Although atropine is considered the antidote for the muscarinic signs, it blocks the effects of excess acetylcholine at the neuromuscular junction and should be used with caution. If muscarinic signs are present, a test dose (0.02 mg/kg, IV) can be given to determine if the signs are due to organophosphate or carbamate toxicity versus other causes. If the heart rate increases and the pupils dilate in response to the test dose, the clinical signs are probably not due to organophosphate or carbamate toxicity. This is because the atropine dose required to resolve clinical signs caused by insecticide toxicity is about 10 times the preanesthetic dose of the drug. If insecticide toxicosis is confirmed, atropine can be administered to control muscarinic signs (Table 34.1). The dose is adjusted by monitoring response, especially heart rate and secretion production.

Activated charcoal may be used to bind insecticide in the GI tract, and bathing with soap and water can be used for cats with dermal exposure to prevent further absorption. Additional treatments may include methocarbamol, diazepam, or phenobarbital to control seizures and muscle tremors. Good supportive and nursing care, including IV fluid therapy and nutritional management, is essential.

Severe problems arise when a concentrated dog product is applied to cats. Spot-on products are more concentrated (45%–65% or higher) compared to sprays or shampoos (0.045%–0.15%).21 Cats may also be exposed by contact with dogs treated in the previous 48 hours.

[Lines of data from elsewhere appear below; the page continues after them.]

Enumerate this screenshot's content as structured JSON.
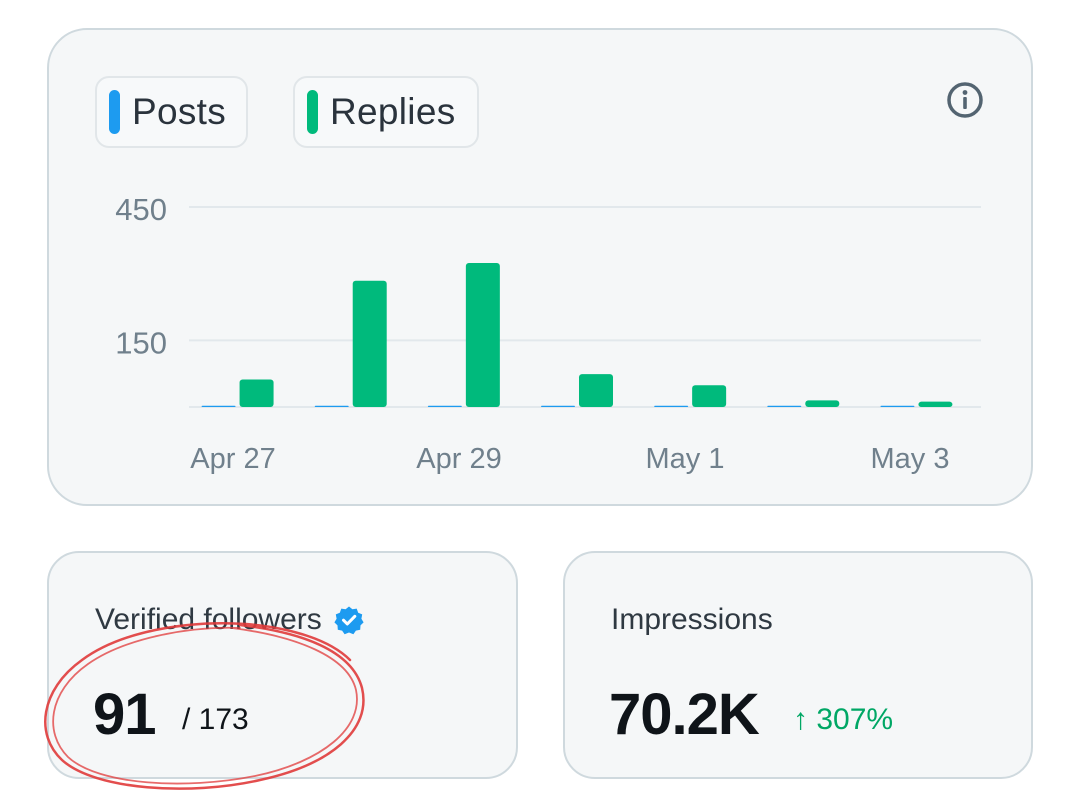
{
  "chart_card": {
    "legend": [
      {
        "label": "Posts",
        "color": "#1d9bf0"
      },
      {
        "label": "Replies",
        "color": "#00ba7c"
      }
    ],
    "info_icon": "info-circle-icon"
  },
  "chart_data": {
    "type": "bar",
    "categories": [
      "Apr 27",
      "Apr 28",
      "Apr 29",
      "Apr 30",
      "May 1",
      "May 2",
      "May 3"
    ],
    "x_tick_labels": [
      "Apr 27",
      "Apr 29",
      "May 1",
      "May 3"
    ],
    "y_tick_labels": [
      "450",
      "150"
    ],
    "y_ticks": [
      450,
      150
    ],
    "ylim": [
      0,
      450
    ],
    "grid": true,
    "series": [
      {
        "name": "Posts",
        "color": "#1d9bf0",
        "values": [
          0,
          2,
          2,
          2,
          2,
          0,
          0
        ]
      },
      {
        "name": "Replies",
        "color": "#00ba7c",
        "values": [
          62,
          284,
          324,
          74,
          49,
          15,
          12
        ]
      }
    ]
  },
  "followers": {
    "title": "Verified followers",
    "value": "91",
    "total": "/ 173",
    "badge_icon": "verified-badge-icon",
    "badge_color": "#1d9bf0"
  },
  "impressions": {
    "title": "Impressions",
    "value": "70.2K",
    "change": "↑ 307%",
    "change_color": "#00a765"
  },
  "annotation_color": "#e03a3a"
}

One of the most problematic concentrated synthetic pyrethrins is permethrin. Cats are highly sensitive to the effects of permethrin, likely due to glucuronidase transferase deficiency. Clinical signs of permethrin toxicosis include tremors, muscle fasciculations, ear and facial twitching, hyperesthesia, ataxia, ptyalism, pyrexia, mydriasis, seizures, and, rarely, death.²² Clinical signs may occur within 2 to 4 hours of exposure but can be delayed up to 24 hours. Signs may last 24 to 72 hours, and the severity of clinical signs varies among individuals.

Pyrethrins are quickly metabolized and are not stored in the body. Activated charcoal does not need to be given. Treatment of pyrethrin toxicosis centers around removal of the products from the hair coat and tremor/seizure control (Box 34.2). The entire cat should be bathed completely using lukewarm water and liquid dishwashing detergent.